The President of Colombia, Gustavo Petro, rejected the order of the Constitutional Court of Colombia to return approximately US$6.9 million collected through taxes created during the economic emergency declared in December. According to the president, that money was never actually collected, so “there is nothing to return.”
The head of state’s response comes after the high court’s ruling that struck down the emergency decree and ordered the reimbursement of resources obtained under that framework. The controversy opens a clash between the Court’s legal interpretation and the Government’s fiscal reading of what actually entered public coffers.
It is worth recalling that the issuance of the economic emergency decree responded to a government strategy to try to increase state revenue, following Congress’s rejection of the latest tax reform, proposed to balance Colombia’s growing public deficit.
After the judicial annulment of the economic emergency, Colombia faces a serious deficit problem, in an election year and with international organizations warning about the future economic consequences of rising debt.
Petro rejects refunding taxes collected after Court ruling in Colombia
The Court’s decision rendered ineffective one of the instruments the Executive had used to ease pressure on public finances. The annulled decree had established extraordinary taxes, including increases in VAT on certain products and specific levies on economic sectors, under the exceptional powers of the economic emergency.
The court not only declared the measure unconstitutional, but also ordered the return of the resources collected during the time it was in force. In practical terms, this implies that the State must identify the payments made under that framework and proceed with their reimbursement, a task that falls mainly to the tax authority.
However, the real scope of that order is not entirely clear. Part of the resources associated with these taxes may not be subject to reimbursement, either because they were not fully consolidated or because they fall within legal situations that have already become final.
In this context, President Petro was emphatic in rejecting the central premise of the ruling. As he explained, the taxes contemplated in the decree did not translate into effective revenue before the measure was suspended and later annulled.
“The taxes struck down by the Court from the economic emergency were not collected. So there is nothing to return. Only payments from old DIAN debtors were obtained, who benefited from tax breaks. The mechanism ended up being suspended by the Constitutional Court,” the president wrote yesterday on his account on the social media platform X.
With this, Petro maintained that, although the tax provisions formally existed, in practice they did not generate concrete revenue for the State. From this perspective, the order to refund would lack an object, since there would be no resources to return.
The statement introduces a key nuance in the discussion. While the Court starts from the validity of the rule to order reimbursement, the Government emphasizes the actual flow of money, suggesting that the application of the decree was limited or even nonexistent in terms of revenue collection.
Los impuestos que tumba la Corte de la emergencia económica no se cobraron. Así que no hay nada que devolver.

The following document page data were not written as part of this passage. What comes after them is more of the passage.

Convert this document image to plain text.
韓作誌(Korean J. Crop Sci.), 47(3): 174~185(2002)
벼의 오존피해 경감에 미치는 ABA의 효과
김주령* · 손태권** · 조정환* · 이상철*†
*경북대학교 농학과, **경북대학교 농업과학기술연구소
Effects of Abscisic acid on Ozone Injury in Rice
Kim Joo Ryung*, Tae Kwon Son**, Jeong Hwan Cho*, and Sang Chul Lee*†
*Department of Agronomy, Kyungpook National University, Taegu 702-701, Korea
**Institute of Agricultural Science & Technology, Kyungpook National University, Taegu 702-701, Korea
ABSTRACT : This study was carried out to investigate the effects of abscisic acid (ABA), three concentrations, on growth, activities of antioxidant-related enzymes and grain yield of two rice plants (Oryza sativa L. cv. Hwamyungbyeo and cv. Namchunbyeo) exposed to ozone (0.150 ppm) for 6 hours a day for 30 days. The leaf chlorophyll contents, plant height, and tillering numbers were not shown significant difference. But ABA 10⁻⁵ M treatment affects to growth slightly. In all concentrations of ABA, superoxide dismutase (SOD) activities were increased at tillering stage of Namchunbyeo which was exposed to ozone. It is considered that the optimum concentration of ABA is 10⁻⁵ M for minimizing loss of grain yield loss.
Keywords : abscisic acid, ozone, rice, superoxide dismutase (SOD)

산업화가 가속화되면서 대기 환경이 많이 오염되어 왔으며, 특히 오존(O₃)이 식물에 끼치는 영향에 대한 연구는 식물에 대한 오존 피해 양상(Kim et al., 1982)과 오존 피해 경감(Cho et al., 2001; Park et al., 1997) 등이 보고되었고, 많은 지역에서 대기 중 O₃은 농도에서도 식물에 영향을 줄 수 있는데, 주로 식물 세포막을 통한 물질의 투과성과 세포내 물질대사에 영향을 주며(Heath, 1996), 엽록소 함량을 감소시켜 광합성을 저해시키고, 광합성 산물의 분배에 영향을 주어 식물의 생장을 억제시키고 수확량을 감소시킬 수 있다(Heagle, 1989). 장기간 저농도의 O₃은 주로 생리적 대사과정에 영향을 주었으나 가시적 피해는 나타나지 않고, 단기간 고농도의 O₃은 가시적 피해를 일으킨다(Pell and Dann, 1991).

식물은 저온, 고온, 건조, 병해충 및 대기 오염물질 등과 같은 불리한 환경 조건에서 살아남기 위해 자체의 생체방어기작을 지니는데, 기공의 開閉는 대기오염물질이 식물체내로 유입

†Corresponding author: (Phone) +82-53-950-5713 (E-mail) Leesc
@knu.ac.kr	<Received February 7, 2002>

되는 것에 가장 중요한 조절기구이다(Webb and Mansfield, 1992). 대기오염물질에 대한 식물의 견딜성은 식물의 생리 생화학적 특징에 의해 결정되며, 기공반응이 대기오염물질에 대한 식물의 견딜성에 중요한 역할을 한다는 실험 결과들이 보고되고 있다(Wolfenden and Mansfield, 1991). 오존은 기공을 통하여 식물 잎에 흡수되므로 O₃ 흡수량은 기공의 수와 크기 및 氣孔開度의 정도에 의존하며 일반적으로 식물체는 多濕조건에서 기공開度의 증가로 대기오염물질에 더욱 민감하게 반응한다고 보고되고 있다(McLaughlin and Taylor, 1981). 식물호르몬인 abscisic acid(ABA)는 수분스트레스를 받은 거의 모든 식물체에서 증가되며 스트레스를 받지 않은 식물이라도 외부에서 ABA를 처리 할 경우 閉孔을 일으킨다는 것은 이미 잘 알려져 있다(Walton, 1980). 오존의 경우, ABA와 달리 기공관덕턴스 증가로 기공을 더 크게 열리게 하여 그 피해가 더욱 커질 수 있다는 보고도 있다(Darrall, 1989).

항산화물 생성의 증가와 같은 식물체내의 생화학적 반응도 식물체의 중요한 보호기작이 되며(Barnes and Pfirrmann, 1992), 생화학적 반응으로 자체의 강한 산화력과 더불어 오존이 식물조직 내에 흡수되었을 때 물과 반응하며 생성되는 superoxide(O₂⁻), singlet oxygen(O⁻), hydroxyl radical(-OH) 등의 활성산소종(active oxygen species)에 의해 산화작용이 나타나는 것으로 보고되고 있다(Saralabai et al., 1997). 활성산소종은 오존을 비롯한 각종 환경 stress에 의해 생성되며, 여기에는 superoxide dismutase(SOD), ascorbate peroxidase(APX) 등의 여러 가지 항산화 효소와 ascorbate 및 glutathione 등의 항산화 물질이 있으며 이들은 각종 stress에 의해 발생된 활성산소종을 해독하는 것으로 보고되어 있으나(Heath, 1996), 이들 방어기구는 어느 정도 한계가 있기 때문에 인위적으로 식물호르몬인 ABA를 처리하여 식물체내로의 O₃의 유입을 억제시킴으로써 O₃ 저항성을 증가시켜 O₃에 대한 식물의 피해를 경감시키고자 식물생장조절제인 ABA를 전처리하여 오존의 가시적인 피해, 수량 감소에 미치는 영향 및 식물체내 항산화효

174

Solo se logró los pagos de deudores antiguos de la DIAN que lograron beneficios tributarios. El mecanismo terminó suspendido por la Corte Constitucional. https://t.co/YTqjsu3KRY
— Gustavo Petro (@petrogustavo) April 15, 2026
Between legal principles and fiscal reality
The clash between the two positions reflects a structural tension between the legal design of decisions and their practical implementation. For the Court, the principle is clear: any tax collected under an unconstitutional rule must be refunded. But the Executive disputes that this assumption has actually materialized.
Beyond the amount in dispute, the episode once again has implications for the credibility of the Government’s fiscal policy. The annulment of the decree weakens one of the tools that was intended to increase revenues in a context of tight budget constraints.
At the same time, the ruling reinforces the role of the court as an institutional counterweight to the use of exceptional powers. The decision sends a message about the limits of the economic emergency as a mechanism for introducing tax changes.
The discussion now shifts to the operational realm. Even if the Court’s order is accepted, its implementation poses significant technical challenges, especially in the case of indirect taxes, where identifying the affected taxpayers can be complex.
In this context, the president’s position could anticipate a restrictive interpretation of the ruling by the Government, based on the idea that there was no effective collection. This, however, could lead to new litigation if it is demonstrated that payments did in fact exist, even if they were partial or temporary.
What is at stake is not only the refund of a few million dollars, but the way in which the Colombian State aligns its economic decisions with constitutional oversight. A tension that, far from being resolved, appears destined to persist in an electoral context that does not suggest the kind of agreements that are necessarily political in nature.